A Norwegian man, Arve Hjalmar Holmen, was left stunned when ChatGPT falsely identified him as a convicted murderer who had killed two of his children and attempted to murder a third.
The fabricated accusation was detailed, incorporating true elements of his personal life—his real hometown and the correct number and gender of his children—making the falsehood even more disturbing.
The privacy advocacy group Noyb has now filed a formal complaint against OpenAI, arguing that ChatGPT’s ability to generate false and defamatory personal information is a clear violation of the European Union’s General Data Protection Regulation (GDPR).
“The GDPR is clear. Personal data has to be accurate,” said Joakim Söderberg, a data protection lawyer at Noyb. “If it’s not, users have the right to have it changed to reflect the truth.”
This is not an isolated case. ChatGPT has previously been accused of falsely implicating individuals in corruption, child abuse, and other serious crimes.
In one instance, the AI wrongly linked an Australian mayor to a bribery scandal, and in another, it accused a German journalist of child abuse. Despite these incidents, OpenAI has not provided a way for individuals to correct false information, only offering to block responses related to their names.
The issue at the heart of the complaint is that OpenAI’s AI model generates responses by predicting the most statistically likely sequence of words, without verifying factual accuracy.
The result? Fabricated stories that can cause real reputational harm. Holmen, the Norwegian complainant, summed up his fears: “Some think that ‘there is no smoke without fire.’ The fact that someone could read this output and believe it is true is what scares me the most.”
Under GDPR, companies processing personal data must ensure its accuracy. If they fail, they could face fines of up to 4% of their global annual revenue. OpenAI’s previous run-ins with European regulators have already led to penalties—Italy’s data protection authority fined the company €15 million earlier this year for processing personal data without a legal basis.
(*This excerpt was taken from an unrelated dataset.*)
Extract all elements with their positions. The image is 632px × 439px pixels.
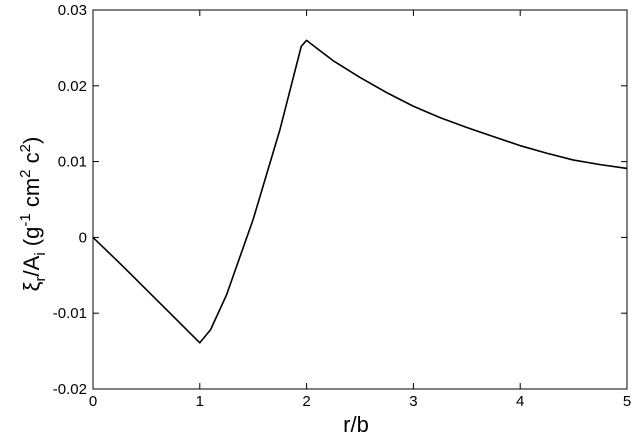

Yet, enforcement across Europe has been inconsistent. A similar Noyb-backed complaint filed in Austria in April 2024 was handed over to Ireland’s Data Protection Commission (DPC), which has yet to make a ruling. The Polish data protection authority has also been investigating a complaint since September 2023, with no conclusion in sight.
Noyb is now pushing for Norway’s regulator to take a firm stance, arguing that OpenAI’s U.S. entity, rather than its Irish subsidiary, should be held responsible. Whether this will speed up enforcement remains uncertain.
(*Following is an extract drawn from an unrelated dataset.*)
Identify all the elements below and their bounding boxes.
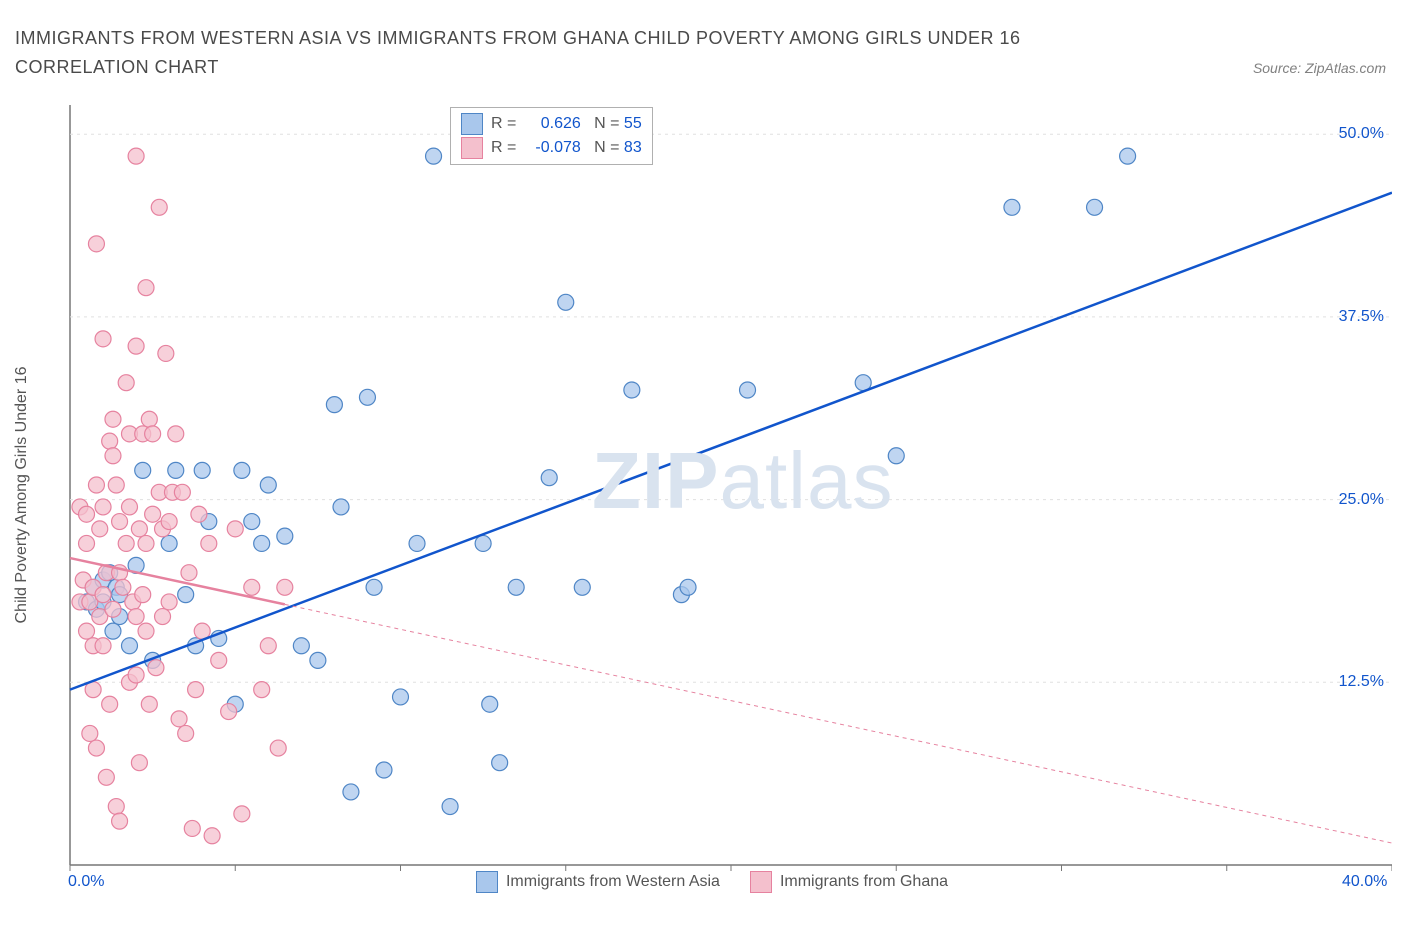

In response, OpenAI has altered ChatGPT’s behaviour. Instead of generating answers from its internal model alone, it now retrieves information from the internet when asked about individuals. This change appears to have stopped ChatGPT from making false claims about Holmen—but it does not erase the issue that such hallucinations may still be embedded within the system.
Kleanthi Sardeli, another Noyb data protection lawyer, dismissed OpenAI’s approach: “Adding a disclaimer that you do not comply with the law does not make the law go away.” She warned that AI companies “cannot just ‘hide’ false information from users while they internally still process false information.”